The most essential factor to crust success is cold ingredients. You want your butter and liquid to be icy cold. Some people even freeze or refrigerate the dry ingredients or freeze the butter then grate it into the dough but that's a little overkill in my book. Just make sure your dry ingredients are mixed and ready before you get out your butter and you'll be fine. I like to fill a measuring cup with water then add ice to it and let that sit while I mix together the dry ingredients.
You can use a food processor to cut the butter into the dry ingredients but I am not a fan of this method as 1) it requires you to have a food processor and 2) it's too easy to obliterate the butter into the flour which prevents uneven size clumps of butter in your dough and this is actually something you want, let me explain why. The sought after tenderness and flakiness in pie crust is created by the butter coating and "shortening" the gluten strands. The cold moisture in the butter evaporates during cooking creating puffs of steam in between the layers of dough (think of something laden with butter like puff pastry or croissants--maximum flakiness, right?) so uneven clumps of butter in your dough create pockets of delectable flakiness. This will naturally occur if you incorporate the butter by hand. I like to use a pastry blender but only because I have hot hands that always warm the butter too much but you can just use your impeccable clean hands like this: Get your fingers on in there and give it a smoosh, every time you feel the butter, let it go, and smoosh again, working your way around the bowl until the butter is in pea size lumps. If you feel that your butter is getting warm at this point, you can put it back in the fridge until it's cold again.
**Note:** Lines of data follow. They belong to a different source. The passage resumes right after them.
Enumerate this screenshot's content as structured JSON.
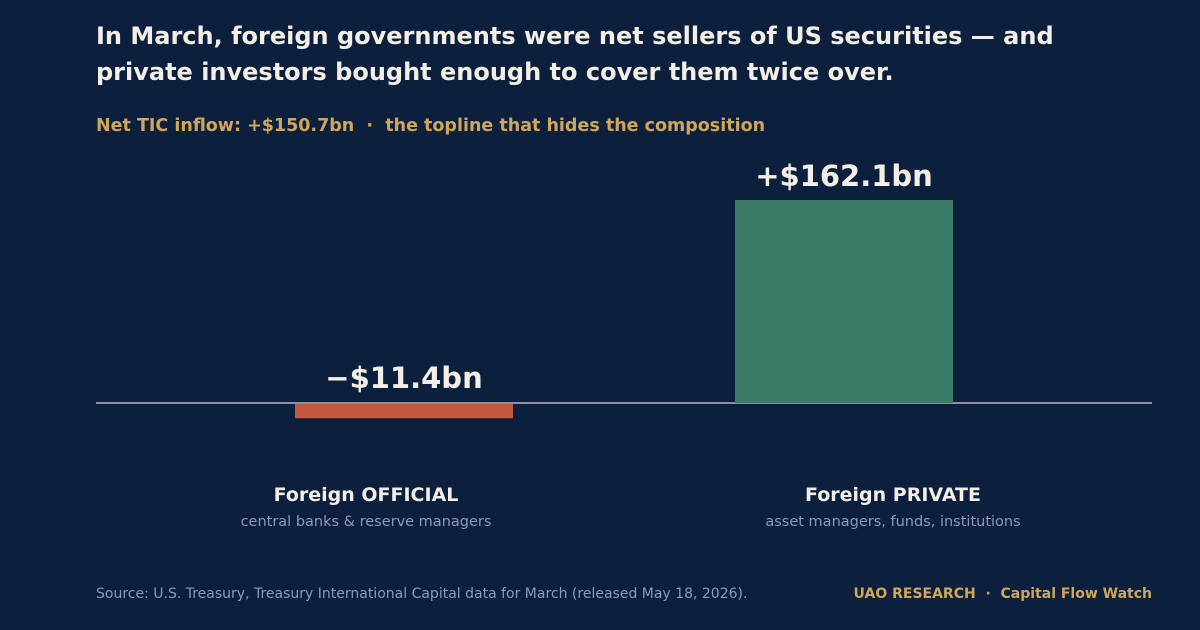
{
  "header": {
    "title": "In March, foreign governments were net sellers of US securities — and private investors bought enough to cover them twice over.",
    "subtitle": "Net TIC inflow: +$150.7bn  ·  the topline that hides the composition"
  },
  "chart_data": {
    "type": "bar",
    "categories": [
      "Foreign OFFICIAL",
      "Foreign PRIVATE"
    ],
    "category_descriptions": [
      "central banks & reserve managers",
      "asset managers, funds, institutions"
    ],
    "values": [
      -11.4,
      162.1
    ],
    "value_labels": [
      "−$11.4bn",
      "+$162.1bn"
    ],
    "colors": [
      "#c2583f",
      "#3d7b69"
    ],
    "unit": "$bn",
    "ylim": [
      -25,
      162.1
    ],
    "grid": false,
    "legend": "none"
  },
  "footer": {
    "source": "Source: U.S. Treasury, Treasury International Capital data for March (released May 18, 2026).",
    "brand": "UAO RESEARCH  ·  Capital Flow Watch"
  },
  "colors": {
    "background": "#0c1f3c",
    "title": "#f3efe6",
    "accent": "#d0a75a",
    "muted": "#8c9bb4",
    "baseline": "#8a93a3"
  }
}
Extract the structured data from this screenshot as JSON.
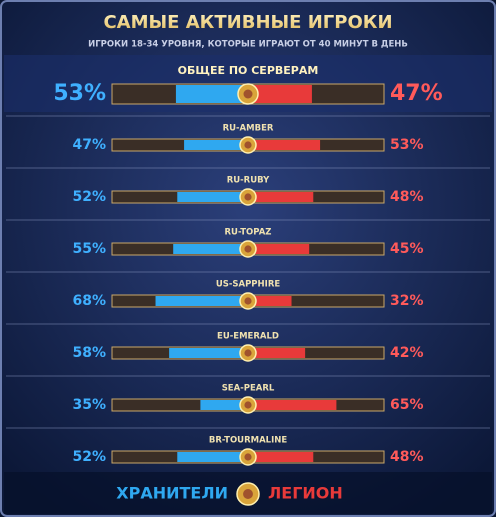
{
  "chart_data": {
    "type": "diverging_bar",
    "title": "САМЫЕ АКТИВНЫЕ ИГРОКИ",
    "subtitle": "ИГРОКИ 18-34 УРОВНЯ, КОТОРЫЕ ИГРАЮТ ОТ 40 МИНУТ В ДЕНЬ",
    "categories": [
      "ОБЩЕЕ ПО СЕРВЕРАМ",
      "RU-AMBER",
      "RU-RUBY",
      "RU-TOPAZ",
      "US-SAPPHIRE",
      "EU-EMERALD",
      "SEA-PEARL",
      "BR-TOURMALINE"
    ],
    "xlim": [
      0,
      100
    ],
    "series": [
      {
        "name": "ХРАНИТЕЛИ",
        "color": "#2fa8f0",
        "values": [
          53,
          47,
          52,
          55,
          68,
          58,
          35,
          52
        ],
        "value_labels": [
          "53%",
          "47%",
          "52%",
          "55%",
          "68%",
          "58%",
          "35%",
          "52%"
        ]
      },
      {
        "name": "ЛЕГИОН",
        "color": "#e83a3a",
        "values": [
          47,
          53,
          48,
          45,
          32,
          42,
          65,
          48
        ],
        "value_labels": [
          "47%",
          "53%",
          "48%",
          "45%",
          "32%",
          "42%",
          "65%",
          "48%"
        ]
      }
    ]
  }
}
You want to add the liquid with as little mixing as possible. Once liquid gets in there, gluten strands start to form. Short gluten strands equal tenderness. Start with the minimum amount of liquid (minus any ice cubes that haven't melted yet!) in the recipe and gently, but minimally, mix it into the dry ingredients. Add more liquid if necessary 1 Tbls. at a time until it starts to form a dough. You are looking for very few dry crumbs on the bottom of the bowl but not as wet as if you were making a bread dough or cookie dough. That said, it is better to err on the side of too wet rather than too dry.
|L: First addition of water. R: After 2 more tablespoons of water were added.|
Plop your dough onto a piece of plastic wrap, flatten it gently into a disk, and wrap tightly in the plastic. Refrigerate for at least 30 minutes to let the liquid absorb into the flour, let the gluten rest, and let the butter get cold again. Pie dough can be made up to two days in advance and kept in the fridge, well wrapped, until ready to use or frozen for even longer storage.
Rolling it out
One of my favorite Julia Child quotes is, "You are the boss of that dough." It's imperative you believe this. You will plop your beautifully cold pie crust out onto a lightly floured surface and you will roll away in confidence knowing that not only will it not stick to the counter but you will successfully get it into the pie plate without tearing. Er, most of the time. Remember what I said about perfection?
Start by lightly flouring the rolling surface, the rolling pin, and the dough. Starting in the middle of the dough roll up and away from you one time, come back to the middle and roll towards you one time. You want to roll in a + shape then in an X shape always starting from the middle, like so:
Keep the rolling pin and the dough lightly floured as you roll and keep that floured spatula moving under the dough after every couple of rolls and you should be able to prevent it from melding to your rolling surface.
Once you have a roundish shape that is an inch or so bigger than your pie plate, fold your dough in half, and gently lift it into the pie plate centering it as much as possible. Unfold the crust and fold under the raw edges. Crimp the edges of the crust by fluting, flattening with a fork, or twisting. I prefer fluting as it's quick and doesn't dirty another utensil.
Voila! Your pie crust is ready to fill, bake, and impress!